İsrail Soykırım Suçu İşlemeye Devam Ediyor

Lahey’deki Uluslararası Adalet Divanı mahkeme salonu.

Güney Afrika Cumhuriyeti’nin BM’nin en üst yargı kurumu olan Lahey Adalet Divanı’na 29 Aralık 2023’te açtığı soykırım davası için 11 Ocak’ta başlayan duruşmalar sonrasında bir ara karar verildi. İsrail yönetiminin Filistin’e yönelik saldırısı ve yaptığı katliam nedeniyle soykırımla suçlandığı dava Filistin dostu olan bütün kesimlerce olumlu karşılandı. Davanın Güney Afrika Cumhuriyeti tarafından açılması Soykırım Sözleşmesi’nin İsrail ile birlikte bir tarafı olmasından kaynaklanıyor. Güney Afrika Cumhuriyeti özellikle Mandela sonrasında apartheid yönetimi hafızası nedeniyle Filistin meselesini daha dikkatle takip eden bir siyaseti gözetiyor. Ara karar İsrail’in soykırımla yargılanmasının önünü açarken bir ateşkes çağrısı yapmıyor. Ancak bir tavsiye karar olarak İsrail’in Gazze’de açtığı ve soykırıma varacak zararların önlenmesi için harekete geçmesini çağırıyor. Temyiz edilme durumu da olmayan ve İsrail ile soykırım ifadelerini beraber değerlendiren bu karar, eksiklerine rağmen Filistin mücadelesi için büyük bir kazanım. Filistin direnişi bileşenleri ve İsrail’e karşı tutum alan taraflar bu kararı olumlu değerlendirdiler. Ancak İsrail yönetimi bu ihtiyati karara rağmen Gazze’de terör saldırılarına ve soykırım suçları işlemeye devam ediyor. Bu arada Türkiye gibi Filistin meselesini siyasi hamaset düzeyinde ve ciddiyetsizce ele alan ülkelerin İsrail ile ticari dayanışmaları devam ediyor. Yemen’deki Husilerin İsrail’e nakliyat yapan gemilere el koyması gibi insanlık haysiyetini ayakta tutan gayretleri Türkiye yönetiminden göremiyoruz.
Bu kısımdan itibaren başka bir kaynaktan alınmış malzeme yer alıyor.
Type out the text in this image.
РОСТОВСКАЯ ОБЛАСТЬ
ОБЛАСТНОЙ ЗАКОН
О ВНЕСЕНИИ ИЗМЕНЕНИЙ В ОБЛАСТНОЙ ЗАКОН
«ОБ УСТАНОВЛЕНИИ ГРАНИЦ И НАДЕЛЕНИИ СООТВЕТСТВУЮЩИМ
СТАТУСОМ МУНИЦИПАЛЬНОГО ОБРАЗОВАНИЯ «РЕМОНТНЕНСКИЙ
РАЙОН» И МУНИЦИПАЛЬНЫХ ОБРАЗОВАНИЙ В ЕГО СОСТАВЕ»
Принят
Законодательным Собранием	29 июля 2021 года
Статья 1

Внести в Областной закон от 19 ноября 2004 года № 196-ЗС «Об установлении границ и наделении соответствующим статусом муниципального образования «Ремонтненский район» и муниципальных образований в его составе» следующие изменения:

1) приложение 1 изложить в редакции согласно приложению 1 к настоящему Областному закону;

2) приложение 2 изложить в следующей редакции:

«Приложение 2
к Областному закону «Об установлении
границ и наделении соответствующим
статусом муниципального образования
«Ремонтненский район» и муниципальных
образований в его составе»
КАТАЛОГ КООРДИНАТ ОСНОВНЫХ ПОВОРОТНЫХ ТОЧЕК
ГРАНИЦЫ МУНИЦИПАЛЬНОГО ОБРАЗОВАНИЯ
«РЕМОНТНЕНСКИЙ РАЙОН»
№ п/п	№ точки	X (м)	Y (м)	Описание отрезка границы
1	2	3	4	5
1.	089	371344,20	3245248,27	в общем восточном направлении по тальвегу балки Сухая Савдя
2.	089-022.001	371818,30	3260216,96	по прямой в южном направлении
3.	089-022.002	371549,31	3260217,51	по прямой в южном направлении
Ankara Akyurt GGM’de Hasan Muhammed Can Verdi: Göçmenler Devlet Eliyle Öldürülüyor

Hasan Muhammed’in Geçici Koruma Belgesi.
[Kaynak: 23 Derece (@yirmiucderece) (X platformu)]

Kimlik sorunları nedeniyle Ankara Akyurt Geri Gönderme Merkezine gönderilen 28 yaşındaki Suriyeli göçmen Hasan Muhammed sağlıklı olarak girdiği merkezden ölü olarak çıktı. Yaklaşık bir hafta kaldığı GGM’den ailesine 02.01.24 tarihinde ulaşılarak cenazenin alınması söylendi. Cenazeyi alan ailesi Muhammed’in cesedinde darp izlerine rastladı. Muhammed’in işkence sonucu öldüğünden şüpheleniliyor. Aile Sığınmacı Hakları Platformu’na başvurarak hukuki süreç başlatma kararı aldı. GGM yetkilileri Hasan Muhammed’in ölümüne dair hiçbir gerekçe sunmadı. Haber kaynaklarına göre aynı GGM’de Kasım 2023’te bir ölüm vakası daha yaşanmış ve bu durum bir şikâyet sitesine yapılan yorum üzerine ortaya çıkmış. Maalesef GGM’lerde göçmenlere dönük ihlaller için idari süreçler hukuki prosedürlere bağlı kalınarak işletilmiyor, birçok hak ihlali yaşanmaya devam ediyor. Sorumlu kurumlar ihlallere dair ikna edici açıklamalarda bulunmuyor. Türkiye’nin göçmen politikasında GGM’lerde süregelen ihlaller anlamlı bir yer tutuyor, göçmenler insanlık dışı koşullarda tutularak ülkelerine gitmeye zorlanıyorlar. Hasan Muhammed’in başına gelen tekil bir hadise değil.

Filistin İçin 1000 Genç Hareketi Eylemlerine Devam Ediyor

Filistin İçin Bin Genç Hareketi’nin eyleminden.
[Kaynak: Filistin İçin Bin Genç (@filistinicinbin) (X Platformu)]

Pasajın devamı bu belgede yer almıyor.